Seeing her see me, I recoil, stepping out of view. But the geometry of our tryst has shifted. We are both roused from a shared but separate dream. Still, surreptitiously, we strike a deal – a collusion in pretense – both of us feigning unawareness of the other. 

But what was once flow becomes a show. Under observation, she dances like a particle and not a wave, like matter and not energy. Her claw hands stiffen ever so. Her leaps more muscular. The way of arms distinctly performative. Her aspiration to impress me, to make me proud, to generate no faux pas, is heart-wrenching. 

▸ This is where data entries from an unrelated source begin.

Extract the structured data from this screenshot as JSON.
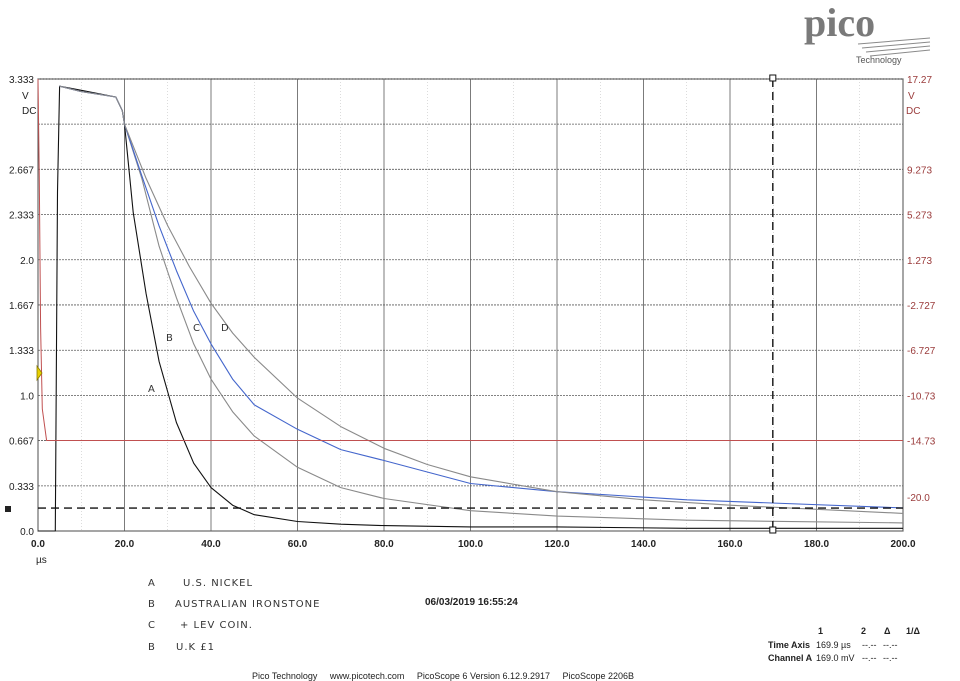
{
  "brand": {
    "name": "pico",
    "sub": "Technology"
  },
  "colors": {
    "grid": "#5a5a5a",
    "axis": "#222222",
    "right_axis": "#9a3b3b",
    "blue": "#4466cc",
    "gray": "#8a8a8a",
    "red": "#c05050",
    "black": "#111111"
  },
  "timestamp": "06/03/2019 16:55:24",
  "footer": "Pico Technology     www.picotech.com     PicoScope 6 Version 6.12.9.2917     PicoScope 2206B",
  "legend_notes": [
    {
      "key": "A",
      "text": "U.S. NICKEL"
    },
    {
      "key": "B",
      "text": "AUSTRALIAN IRONSTONE"
    },
    {
      "key": "C",
      "text": "+ LEV COIN."
    },
    {
      "key": "B",
      "text": "U.K £1"
    }
  ],
  "readout": {
    "headers": [
      "1",
      "2",
      "Δ",
      "1/Δ"
    ],
    "rows": [
      {
        "label": "Time Axis",
        "v1": "169.9 µs",
        "v2": "--.--",
        "v3": "--.--"
      },
      {
        "label": "Channel A",
        "v1": "169.0 mV",
        "v2": "--.--",
        "v3": "--.--"
      }
    ]
  },
  "curve_labels": [
    "A",
    "B",
    "C",
    "D"
  ],
  "chart_data": {
    "type": "line",
    "xlabel": "µs",
    "xlim": [
      0,
      200
    ],
    "ylim": [
      0,
      3.333
    ],
    "y_unit": "V",
    "y_coupling": "DC",
    "right_axis_unit": "V",
    "right_axis_coupling": "DC",
    "x_ticks": [
      "0.0",
      "20.0",
      "40.0",
      "60.0",
      "80.0",
      "100.0",
      "120.0",
      "140.0",
      "160.0",
      "180.0",
      "200.0"
    ],
    "y_ticks": [
      {
        "v": 0,
        "label": "0.0"
      },
      {
        "v": 0.333,
        "label": "0.333"
      },
      {
        "v": 0.667,
        "label": "0.667"
      },
      {
        "v": 1.0,
        "label": "1.0"
      },
      {
        "v": 1.333,
        "label": "1.333"
      },
      {
        "v": 1.667,
        "label": "1.667"
      },
      {
        "v": 2.0,
        "label": "2.0"
      },
      {
        "v": 2.333,
        "label": "2.333"
      },
      {
        "v": 2.667,
        "label": "2.667"
      },
      {
        "v": 3.333,
        "label": "3.333"
      }
    ],
    "right_ticks": [
      {
        "v": 3.333,
        "label": "17.27"
      },
      {
        "v": 2.667,
        "label": "9.273"
      },
      {
        "v": 2.333,
        "label": "5.273"
      },
      {
        "v": 2.0,
        "label": "1.273"
      },
      {
        "v": 1.667,
        "label": "-2.727"
      },
      {
        "v": 1.333,
        "label": "-6.727"
      },
      {
        "v": 1.0,
        "label": "-10.73"
      },
      {
        "v": 0.667,
        "label": "-14.73"
      },
      {
        "v": 0.25,
        "label": "-20.0"
      }
    ],
    "cursors": {
      "time_us": 169.9,
      "level_v": 0.169
    },
    "reference_level_v": 0.667,
    "series": [
      {
        "color": "#111111",
        "x": [
          0,
          4,
          4.5,
          5,
          10,
          18,
          19.5,
          20,
          22,
          25,
          28,
          32,
          36,
          40,
          45,
          50,
          60,
          70,
          80,
          100,
          120,
          150,
          200
        ],
        "y": [
          0.0,
          0.0,
          2.5,
          3.28,
          3.25,
          3.2,
          3.1,
          3.0,
          2.35,
          1.75,
          1.25,
          0.8,
          0.5,
          0.32,
          0.19,
          0.12,
          0.07,
          0.05,
          0.04,
          0.03,
          0.03,
          0.02,
          0.02
        ]
      },
      {
        "color": "#8a8a8a",
        "x": [
          5,
          10,
          18,
          19.5,
          20,
          24,
          28,
          32,
          36,
          40,
          45,
          50,
          60,
          70,
          80,
          100,
          120,
          150,
          200
        ],
        "y": [
          3.28,
          3.24,
          3.2,
          3.1,
          3.0,
          2.6,
          2.1,
          1.72,
          1.38,
          1.12,
          0.88,
          0.7,
          0.47,
          0.32,
          0.24,
          0.15,
          0.11,
          0.08,
          0.06
        ]
      },
      {
        "color": "#4466cc",
        "x": [
          5,
          10,
          18,
          19.5,
          20,
          24,
          28,
          32,
          36,
          40,
          45,
          50,
          60,
          70,
          80,
          100,
          120,
          150,
          200
        ],
        "y": [
          3.28,
          3.24,
          3.2,
          3.1,
          3.0,
          2.62,
          2.25,
          1.92,
          1.62,
          1.38,
          1.12,
          0.93,
          0.75,
          0.6,
          0.52,
          0.35,
          0.29,
          0.23,
          0.17
        ]
      },
      {
        "color": "#8a8a8a",
        "x": [
          5,
          10,
          18,
          19.5,
          20,
          25,
          30,
          35,
          40,
          45,
          50,
          60,
          70,
          80,
          90,
          100,
          120,
          140,
          160,
          200
        ],
        "y": [
          3.28,
          3.24,
          3.2,
          3.1,
          3.0,
          2.6,
          2.25,
          1.95,
          1.68,
          1.46,
          1.28,
          0.98,
          0.77,
          0.61,
          0.49,
          0.4,
          0.29,
          0.23,
          0.19,
          0.13
        ]
      },
      {
        "color": "#c05050",
        "x": [
          0,
          0.3,
          0.6,
          1,
          2,
          200
        ],
        "y": [
          3.333,
          2.6,
          1.5,
          0.9,
          0.667,
          0.667
        ]
      }
    ]
  }
}
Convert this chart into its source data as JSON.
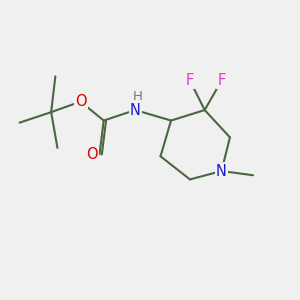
{
  "bg_color": "#f0f0f0",
  "bond_color": "#4a6741",
  "bond_width": 1.5,
  "atom_colors": {
    "N": "#1a1acc",
    "O": "#dd0000",
    "F": "#cc44cc",
    "H": "#777777",
    "C": "#4a6741"
  },
  "font_size": 10.5,
  "fig_size": [
    3.0,
    3.0
  ],
  "dpi": 100,
  "xlim": [
    0.2,
    7.2
  ],
  "ylim": [
    1.2,
    6.2
  ]
}
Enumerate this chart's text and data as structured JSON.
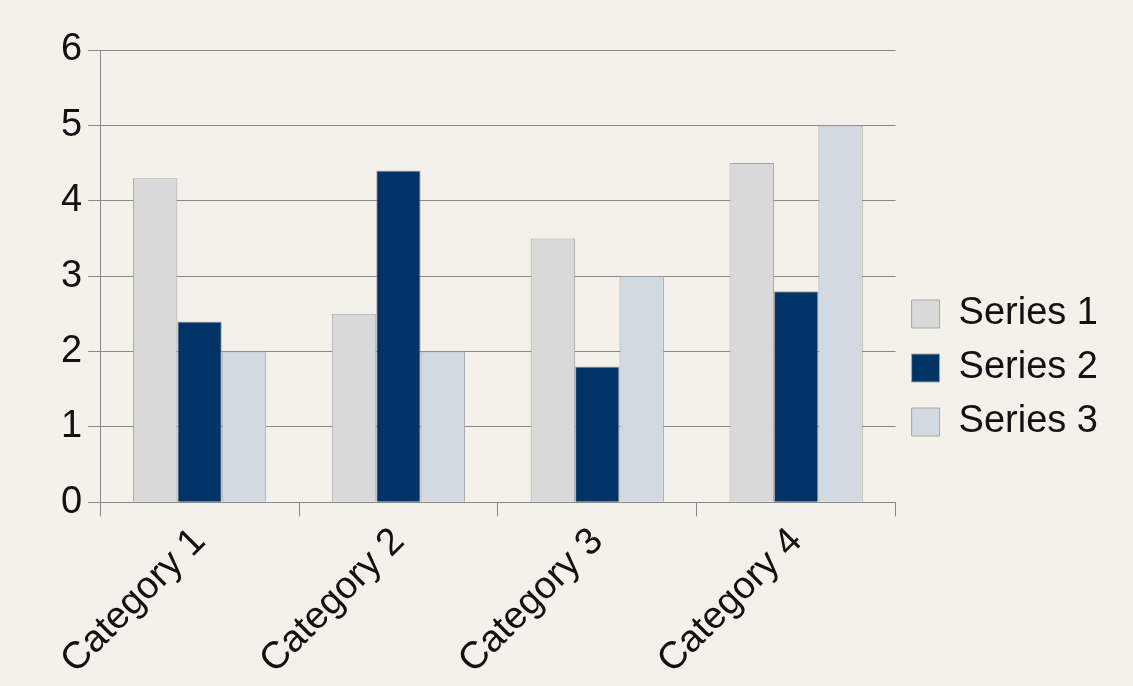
{
  "chart_data": {
    "type": "bar",
    "categories": [
      "Category 1",
      "Category 2",
      "Category 3",
      "Category 4"
    ],
    "series": [
      {
        "name": "Series 1",
        "color": "#d9d9d9",
        "values": [
          4.3,
          2.5,
          3.5,
          4.5
        ]
      },
      {
        "name": "Series 2",
        "color": "#003366",
        "values": [
          2.4,
          4.4,
          1.8,
          2.8
        ]
      },
      {
        "name": "Series 3",
        "color": "#d3d9e1",
        "values": [
          2,
          2,
          3,
          5
        ]
      }
    ],
    "ylim": [
      0,
      6
    ],
    "yticks": [
      0,
      1,
      2,
      3,
      4,
      5,
      6
    ],
    "grid": "y",
    "legend": "right"
  }
}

My gaze has taken her off purpose by putting her on one. The goal of dancing is to dance, not to complete the routine. The goal of music is to play, not to finish the song. Once art becomes a product and not a process, it reeks of the ego. 

When expressing potential vocations around the dinner table, your curmudgeonly grandparents may grumble, “There’s no future in dance.” They’re right. That’s what makes it so epiphanous.

The musicians and the dancers are the great Buddhas for they inhabit utter presence. It’s off the stage where they become problematic — susceptible to vice as inappropriate substitutes for the desire to be at one with source. They’ve tasted the relief of cognitive absence and desire not to desire. 

With the ebb of the final refrain, I enter the studio and take a seat on the bench. She swaps out her pointe shoes for Air Force 1’s and collects her affairs. 

“You’re a beautiful dancer, Ondine.” 

“Thanks Dad,” she replies almost dismissively.  

We walk out the door and are headed toward the car, when a woman, likely a dance mom, gently grabs my forearm. I turn to her. 

“You must love your daughter,” she said.

“How do you mean?” I rejoin.

“I was watching you watch her. I’ve never seen someone so utterly transfixed.”

“Well, of course, I love her,” I stammer, blushing and imagining how awkward I must have appeared. 

To dance as if you had no audience. To love without requirement. To flow like a river.